The arch in the dining room that I considering modeling the other openings from.

This spring, I found my answer. Two women who lived in the farmhouse next door when they were children reached out to me. One had actually written a book about Danascara and her life growing up on a farm. They came over for a chat and were able to tell me so many details about what Danascara looked like when the original owners sold it. It sat vacant for a while before new owners lived in it, and they used to come over and play in the empty house!

Me (center) with Elizabeth and Heather, who grew up in the farmhouse next door to Danascara and shared their recollections with me.

Our chat gave me so many gems about this home’s history, but perhaps the best information was that there used to be two sets of big pocket doors between the dining room, foyer, and living room.

That night, I sat thinking about our conversation, and had a lightbulb moment: the pocket doors had been repurposed for our closet doors!

When we bought our house, much of the hardware had been stolen when it had been abandoned, but in old listing photos I had seen that our (overly large) closet doors had detailed, recessed hardware on them, and above that someone had drilled in to add traditional door handles. Well that recessed hardware was pocket door hardware! I ran upstairs to measure those closet doors and they were all the same exact size – they were the four original pocket doors!

A close up view of the hardware on one of the original pocket doors. I was able to find the original pulls at a salvage website.
One of the pocket doors was repurposed as a closet door in our library, seen here. One was used as a bedroom door, and the other two were used on closets as well.

Of course I had to cut open the walls downstairs to see if we could put the pocket doors back! Spoiler: we couldn’t.

When the house was renovated in the 1980s, huge steel beams were put in on either side of the foyer, underneath the tower section of the house, to square up major sagging. In the walls where the pocket doors had been there are now steel supports that hold up those beams. Not something we could move or would want to move at this point!

This is a photo of the steel support in the wall where the pocket doors used to recess.

So I changed course and decided that we would still put the pocket doors back, but as double doors between the rooms instead.

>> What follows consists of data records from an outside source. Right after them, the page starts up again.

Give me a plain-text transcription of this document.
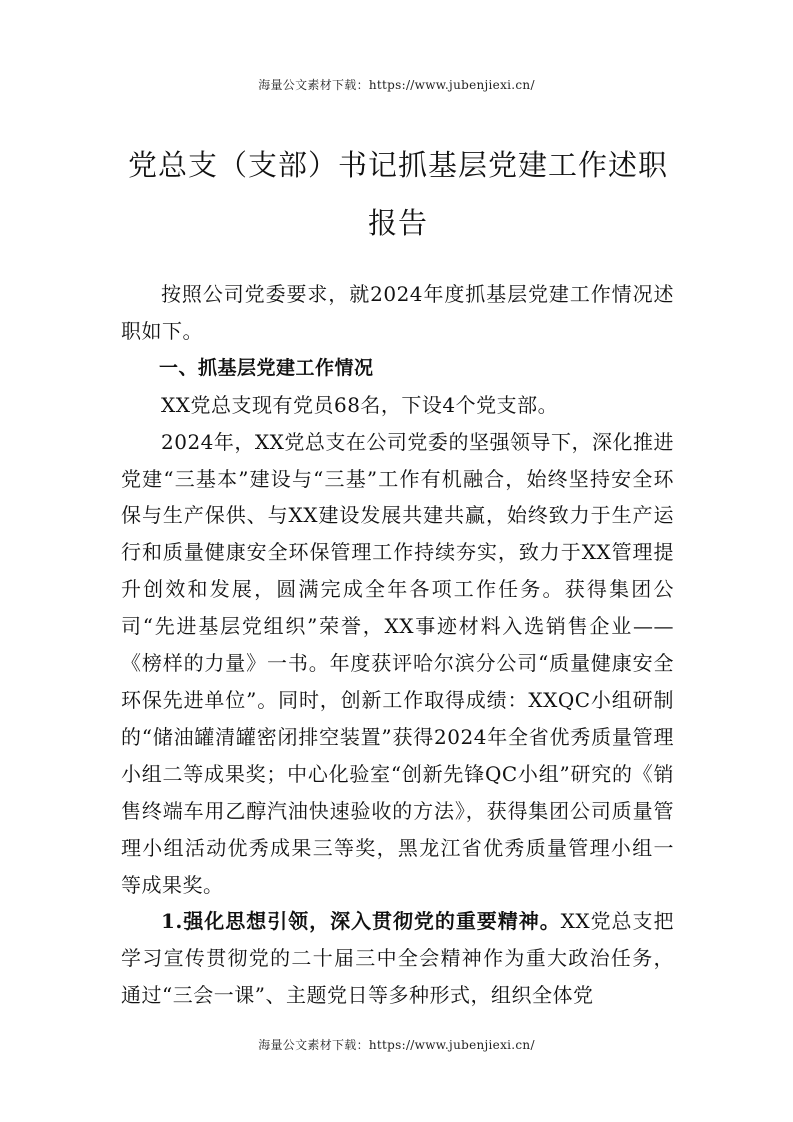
海量公文素材下载：https://www.jubenjiexi.cn/
党总支（支部）书记抓基层党建工作述职报告

按照公司党委要求，就2024年度抓基层党建工作情况述职如下。

一、抓基层党建工作情况

XX党总支现有党员68名，下设4个党支部。

2024年，XX党总支在公司党委的坚强领导下，深化推进党建“三基本”建设与“三基”工作有机融合，始终坚持安全环保与生产保供、与XX建设发展共建共赢，始终致力于生产运行和质量健康安全环保管理工作持续夯实，致力于XX管理提升创效和发展，圆满完成全年各项工作任务。获得集团公司“先进基层党组织”荣誉，XX事迹材料入选销售企业——《榜样的力量》一书。年度获评哈尔滨分公司“质量健康安全环保先进单位”。同时，创新工作取得成绩：XXQC小组研制的“储油罐清罐密闭排空装置”获得2024年全省优秀质量管理小组二等成果奖；中心化验室“创新先锋QC小组”研究的《销售终端车用乙醇汽油快速验收的方法》，获得集团公司质量管理小组活动优秀成果三等奖，黑龙江省优秀质量管理小组一等成果奖。

1.强化思想引领，深入贯彻党的重要精神。XX党总支把学习宣传贯彻党的二十届三中全会精神作为重大政治任务，通过“三会一课”、主题党日等多种形式，组织全体党

海量公文素材下载：https://www.jubenjiexi.cn/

Yesterday we completed the first step in that process: framing the doorways!

The new framed doorways – we made sure to center them on the fireplaces on either side for symmetry.

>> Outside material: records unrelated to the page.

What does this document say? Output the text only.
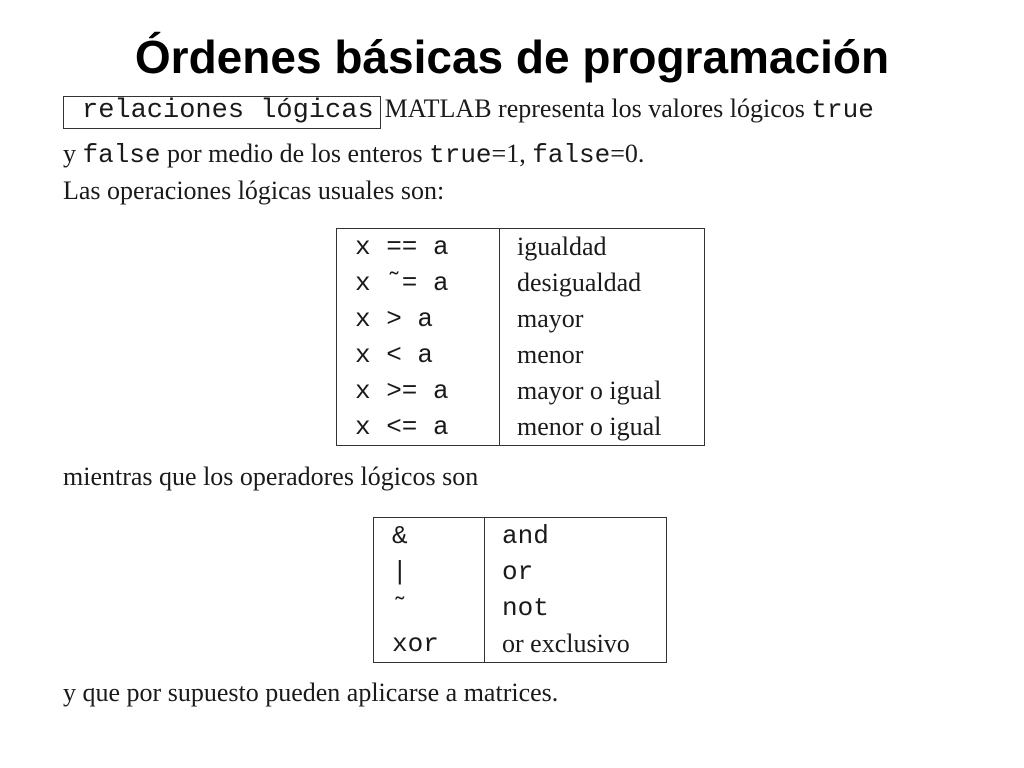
Órdenes básicas de programación
relaciones lógicas MATLAB representa los valores lógicos true
y false por medio de los enteros true=1, false=0.
Las operaciones lógicas usuales son:
x == a	igualdad
x ˜= a	desigualdad
x > a	mayor
x < a	menor
x >= a	mayor o igual
x <= a	menor o igual
mientras que los operadores lógicos son
&	and
|	or
˜	not
xor	or exclusivo
y que por supuesto pueden aplicarse a matrices.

My dad, my brother Rocco, and my husband worked hard to get these doorways perfectly plumb and level so the process of hanging the doors will be a little easier.

Our door framing team.

My dad also convinced me that we should add an outlet and a sconce on the foyer side of each wall.

We will run electrical through these walls for sconces on either side of the entry doors.

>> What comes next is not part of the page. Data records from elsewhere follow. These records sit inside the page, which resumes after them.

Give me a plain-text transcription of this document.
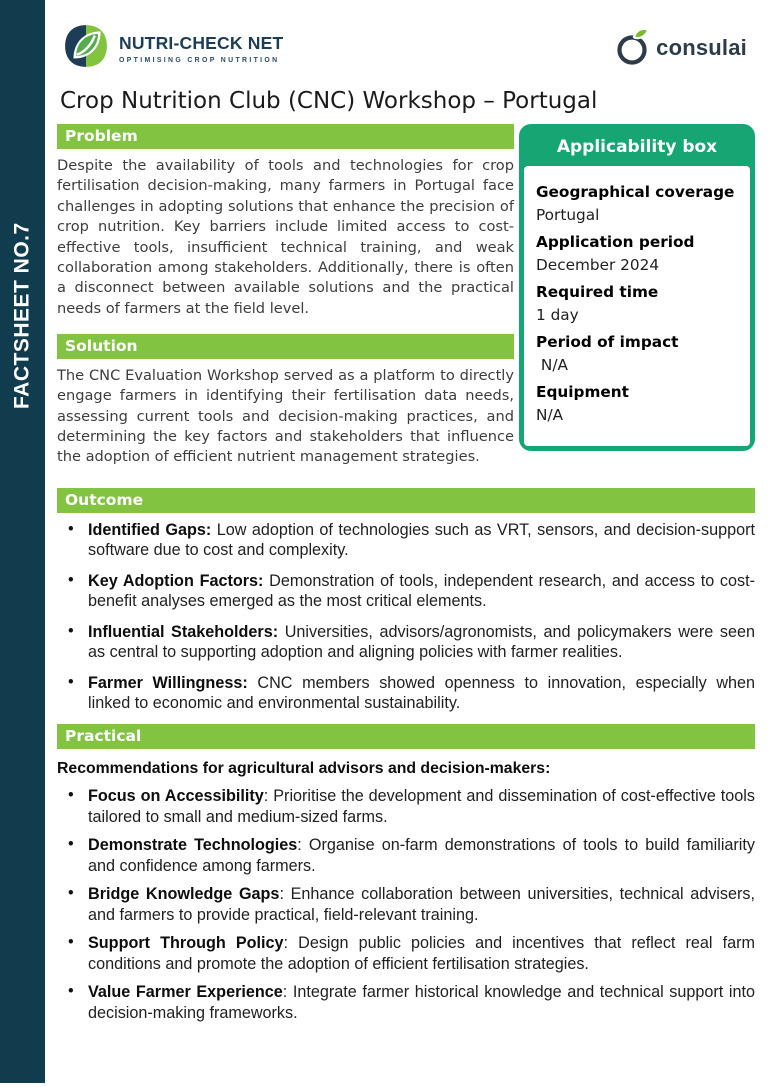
FACTSHEET NO.7
NUTRI-CHECK NET
OPTIMISING CROP NUTRITION	consulai
Crop Nutrition Club (CNC) Workshop – Portugal
Problem

Despite the availability of tools and technologies for crop fertilisation decision-making, many farmers in Portugal face challenges in adopting solutions that enhance the precision of crop nutrition. Key barriers include limited access to cost-effective tools, insufficient technical training, and weak collaboration among stakeholders. Additionally, there is often a disconnect between available solutions and the practical needs of farmers at the field level.

Solution

The CNC Evaluation Workshop served as a platform to directly engage farmers in identifying their fertilisation data needs, assessing current tools and decision-making practices, and determining the key factors and stakeholders that influence the adoption of efficient nutrient management strategies.

Applicability box
Geographical coverage
Portugal
Application period
December 2024
Required time
1 day
Period of impact
N/A
Equipment
N/A
Outcome
• Identified Gaps: Low adoption of technologies such as VRT, sensors, and decision-support software due to cost and complexity.
• Key Adoption Factors: Demonstration of tools, independent research, and access to cost-benefit analyses emerged as the most critical elements.
• Influential Stakeholders: Universities, advisors/agronomists, and policymakers were seen as central to supporting adoption and aligning policies with farmer realities.
• Farmer Willingness: CNC members showed openness to innovation, especially when linked to economic and environmental sustainability.
Practical
Recommendations for agricultural advisors and decision-makers:
• Focus on Accessibility: Prioritise the development and dissemination of cost-effective tools tailored to small and medium-sized farms.
• Demonstrate Technologies: Organise on-farm demonstrations of tools to build familiarity and confidence among farmers.
• Bridge Knowledge Gaps: Enhance collaboration between universities, technical advisers, and farmers to provide practical, field-relevant training.
• Support Through Policy: Design public policies and incentives that reflect real farm conditions and promote the adoption of efficient fertilisation strategies.
• Value Farmer Experience: Integrate farmer historical knowledge and technical support into decision-making frameworks.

The next steps are to add that electrical, insulate between the studs, add drywall, tape and mud.

It feels really good to restore this part of the house to very close to what it once was!

Our trusty helpers will come back to help us hang the doors – a tricky process. Stay tuned for updates!

4 thoughts on “Restoring the Downstairs Doorways

  1. I like the job so far. I agree about doors into parlor and dining room. Open concept isn’t for old historic homes especially when the rooms are large enough already.

  2. I have commented before to let you know how wonderful it is to see Danascara and the immediate area around your house. I grew up “on top of the hill” from your home. I love seeing all you have done while restoring your place and was absolutely thrilled to see the picture of Heather and Elizabeth when they came to see the house. Heather was my childhood friend and I used to walk to her farm (passing by your house) on the way “down the hill” to play. In fact, your neighbor next door is my sister’s friend. Love what you and your husband are doing to restore that grand old house. Your instagram pictures and stories keep me up to date. We don’t come up to Fonda very often, but will be up for a cousin get together and to see the fall leaves in October. Keep on posting your pictures and stories. I love seeing them.